Back when I was a kid there was this poster, which read “All I needed to know in my life I learned from Star Trek”, and listed a series of life lessons from the old series, the one with Captain Kirk, that at the time was the only one. At the time it was considered a nerdy thing, and nothing to be proud – the poster was an in-joke for the members of the community.

A few days back I jokingly said to a friend that is a game designer that I’ve been using Shadowrun: Attitude as a lifestyle guide to navigate these strange years, and it works just fine. We had a laugh.
But then I took my copy out and started browsing it and realized that something must have been sitting at the back of my mind when I made that joke – because Attitude does in fact work as a good starting point to survive in this moment.

In case you missed it, Shadowrun is a very old roleplaying game – and yet not old enough to benefit from the Old School Revival. Currently in its fifth edition and with a strong fan base, it’s a sui generis cyberpunk game, taking place in the mid-21st century, in a world in which ultra-tech and magic co-exist (and the authors did a great job of making the two paradigms work together seamlessly).
Attitude is a sourcebook published in 2011, describing the “untethered lifestyle” of the “shadowrunners” – freelancers and mercenaries that do the dirty work in this highly connected corporate world. And sitting here in 2019, it reads like something from some fringe publisher specializing in current issues.

And of course, the world of freelancers in Shadowrun has a lot to do with automatic weapons and dirty jobs, but is it really that different?

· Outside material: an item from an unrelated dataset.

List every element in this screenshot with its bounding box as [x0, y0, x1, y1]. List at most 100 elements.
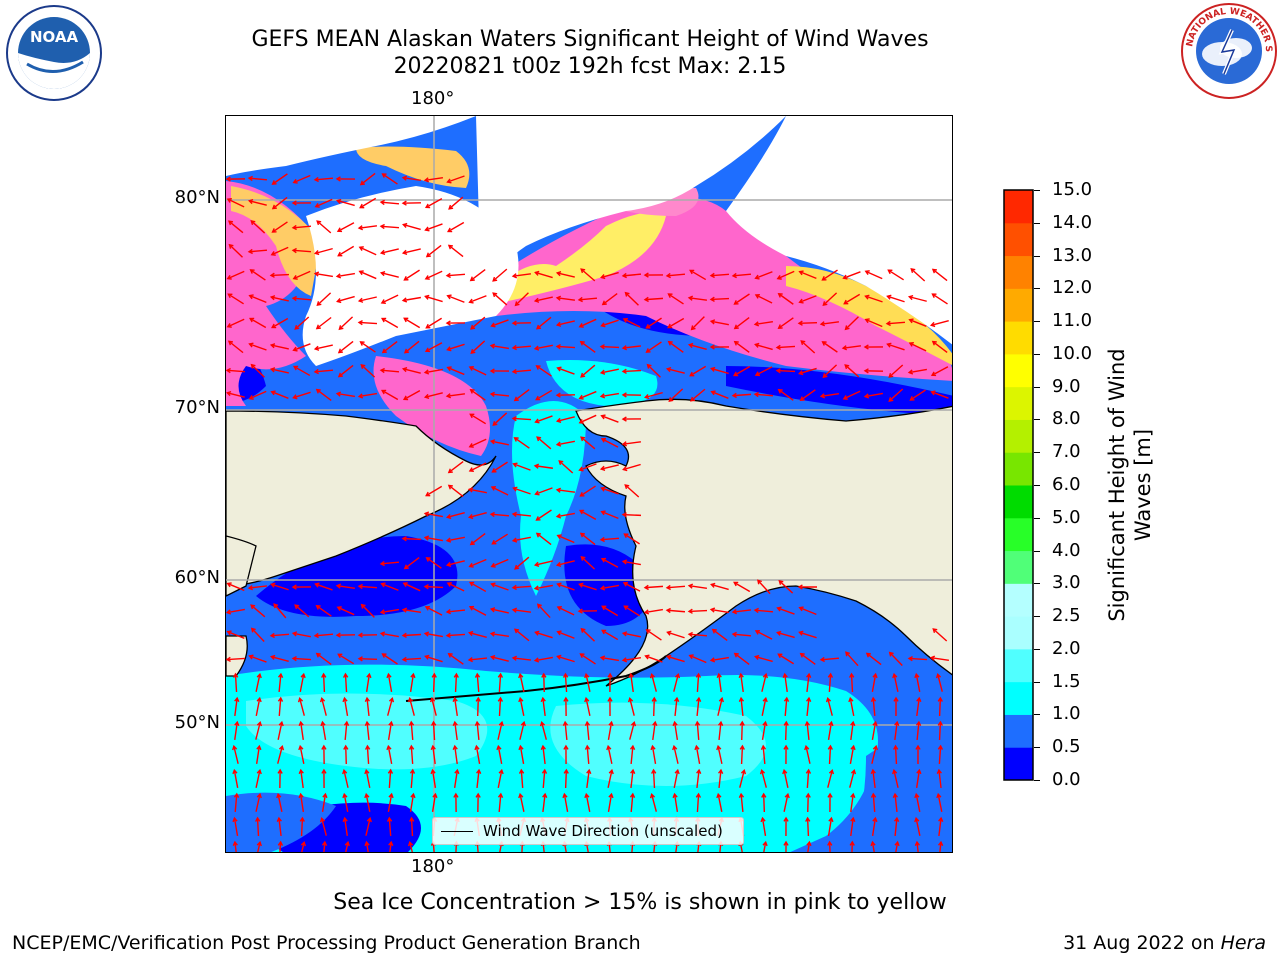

Backstabbing and loose alliances, people stealing your job or lowering the fees to burn you, the importance of networking over competence (at least until something blows up), the need to manage your funds, to have a plan B but without being trapped in it…
It’s so current it’s scary.
Then yes, of course there’s a lot of in-world information – this is a game supplement, after all. But really, looking at my workday today, i realize I’ve been on pages 7, 24, 27-33, 107, 136-139.
And I suddenly feel like playing a game again – even if it might turn out to bee too close for comfort.